Qui pour garantir la paix ?

L’information a fait la une de nos principaux journaux. Le chef de l’Etat, le Docteur Yayi Boni a reçu en audience les trois anciens Présidents de la République Mathieu Kerekou, Nicéphore Soglo et Emile Derlin Zinsou. On prête à cette rencontre l’objectif d’apaiser les tensions qui rythment la vie politique de notre pays en ce moment. Les trois leaders devraient en faire de même avec les ténors de l’opposition. C’est ce qui est prévu.

Sauvegarder à tout prix la paix surtout en cette veille de joute électorale. Gageons que leur aura suffise à tempérer les ardeurs de tout un chacun. A voir l’actualité du moment, le pari est loin d’être gagné !
Si l’initiative n’est pas nouvelle il n’en demeure pas moins qu’elle est plutôt la bienvenue, les échanges de nos acteurs politiques tendant de plus en plus vers le jusqu’au-boutisme. Encore qu’il faille que cette démarche soit dénuée de tout arrière- pensée politicienne. En effet il n’est pas tout à fait exclu qu’on n’ait pas assisté là à un véritable jeu de dupes, tant toute occasion paraît bonne à exploiter dans l’optique des prochaines élections présidentielles.

Toutefois, il n’est pas sûr que ce soit celui qui ait prit le premier l’initiative qui puisse en tirer un quelconque bénéfice. En l’occurrence, autant Yayi Boni peut se prévaloir ainsi par ce geste d’être celui qui se soucie le plus de préserver la paix sociale, autant cette audience pourrait être interprétée comme un aveu d’impuissance. C’est dire que chacun a de quoi tirer la couverture à soi.

Ce constat ayant été fait, il y a un aveu d’impuissance plus général celui-là du système dans son entièreté. En effet, prévenir de toutes dérives pouvant remettre en cause la quiétude des populations, rappeler les règles du jeu démocratique, servir de garde-fou, tels sont entre autres des rôles dévolus aux institutions issues du projet politique choisi par notre pays et ce en toute conscience.
C’est dire que la sauvegarde pérenne de la paix échoit en premier lieu aux institutions.
Si le recours aux interventions ponctuelles de nos anciens présidents à l’instar de celles plus régulières des chefs religieux ou autres chefs traditionnels peut incliner les actions des différents acteurs politiques à plus de retenue et apaiser par de même l’opinion publique, il n’en demeure pas moins vrai que notre architecture démocratique s’en trouve autrement plus fragilisée.

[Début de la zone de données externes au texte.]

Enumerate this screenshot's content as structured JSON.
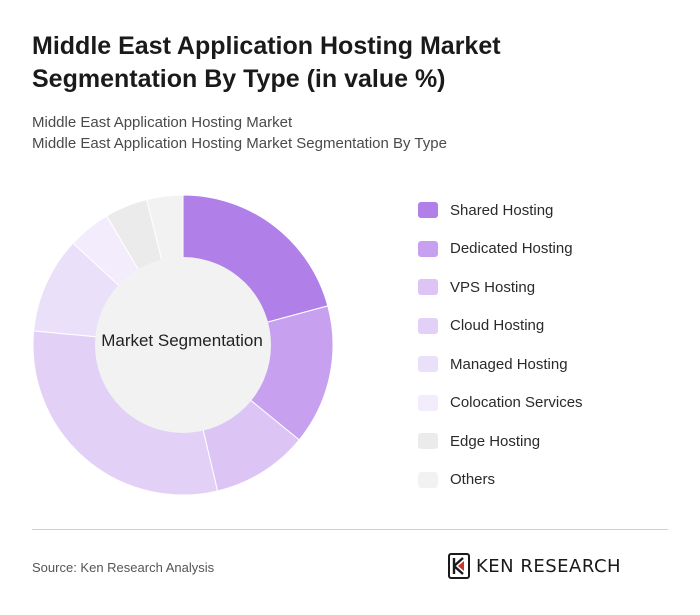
{
  "header": {
    "title": "Middle East Application Hosting Market Segmentation By Type (in value %)",
    "subtitle_line1": "Middle East Application Hosting Market",
    "subtitle_line2": "Middle East Application Hosting Market Segmentation By Type"
  },
  "chart_data": {
    "type": "pie",
    "variant": "donut",
    "center_label": "Market Segmentation",
    "legend_position": "right",
    "series": [
      {
        "name": "Shared Hosting",
        "value": 20.8,
        "color": "#b07fe8"
      },
      {
        "name": "Dedicated Hosting",
        "value": 15.1,
        "color": "#c7a1ef"
      },
      {
        "name": "VPS Hosting",
        "value": 10.4,
        "color": "#dcc5f5"
      },
      {
        "name": "Cloud Hosting",
        "value": 30.2,
        "color": "#e2d0f7"
      },
      {
        "name": "Managed Hosting",
        "value": 10.4,
        "color": "#eae0fa"
      },
      {
        "name": "Colocation Services",
        "value": 4.6,
        "color": "#f2ecfc"
      },
      {
        "name": "Edge Hosting",
        "value": 4.6,
        "color": "#ebebeb"
      },
      {
        "name": "Others",
        "value": 3.9,
        "color": "#f2f2f2"
      }
    ]
  },
  "footer": {
    "source": "Source: Ken Research Analysis",
    "logo_text": "KEN RESEARCH"
  }
}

Les institutions de la République doivent être la véritable soupape de sécurité de notre démocratie.D’autant plus que dans le cas présent, le «trio faiseur de paix » (je m’autorise un brin de provoc !) ne peut s’affranchir de couleurs politiques. En effet, seul Kérékou dans cette affaire pourrait se départir de toute appartenance politique. Du moins, factuellement. Et de fait, l’impartialité de leur intervention pourrait légitimement être sujette à caution. Autant de pompiers de service pour autant de potentiels pyromanes !

Par ailleurs, ni les chefs religieux, ni les chefs traditionnels ne peuvent plus se mettre au dessus du lot. La faute à de trop nombreuses accointances avec le milieu politique et les milieux d’affaires. Ils ont fini par y prendre goût comme dirait l’autre. La corruption a gagné les rangs. Ce qui leur confère une capacité de nuisance encore plus grande proportionnellement à leur degré d’influence dans une population en majorité analphabète et miséreuse.

Il faut se résoudre à admettre que ce qui a fait recette hier ne serait plus d’actualité aujourd’hui. Notre système a su cultiver jusqu’ici une très belle particularité : la reconnaissance de la prépondérance des anciens, de la chefferie et des religieux en termes d’opinions. Rien de plus normal ! Ce n’était que le reflet de notre culture. Mais depuis, l’impartialité qui crédibilisait leurs prises de position n’est plus si évident.

Mais heureusement nous avons fait un choix : celui de la démocratie. Il est donc temps que les institutions que nous avons mises en place et jugées garantes de l’intérêt général puissent enfin jouer pleinement leur rôle et ce au-delà de tout soupçon. Le système est fragile. Nos institutions sont faibles ou sont affaiblies. C’est selon. Et Il n’y a rien de plus dangereux en démocratie.
Aura -t-on besoin que la situation explose avant de s’en rendre compte ? Çà n’arrive pas qu’aux autres.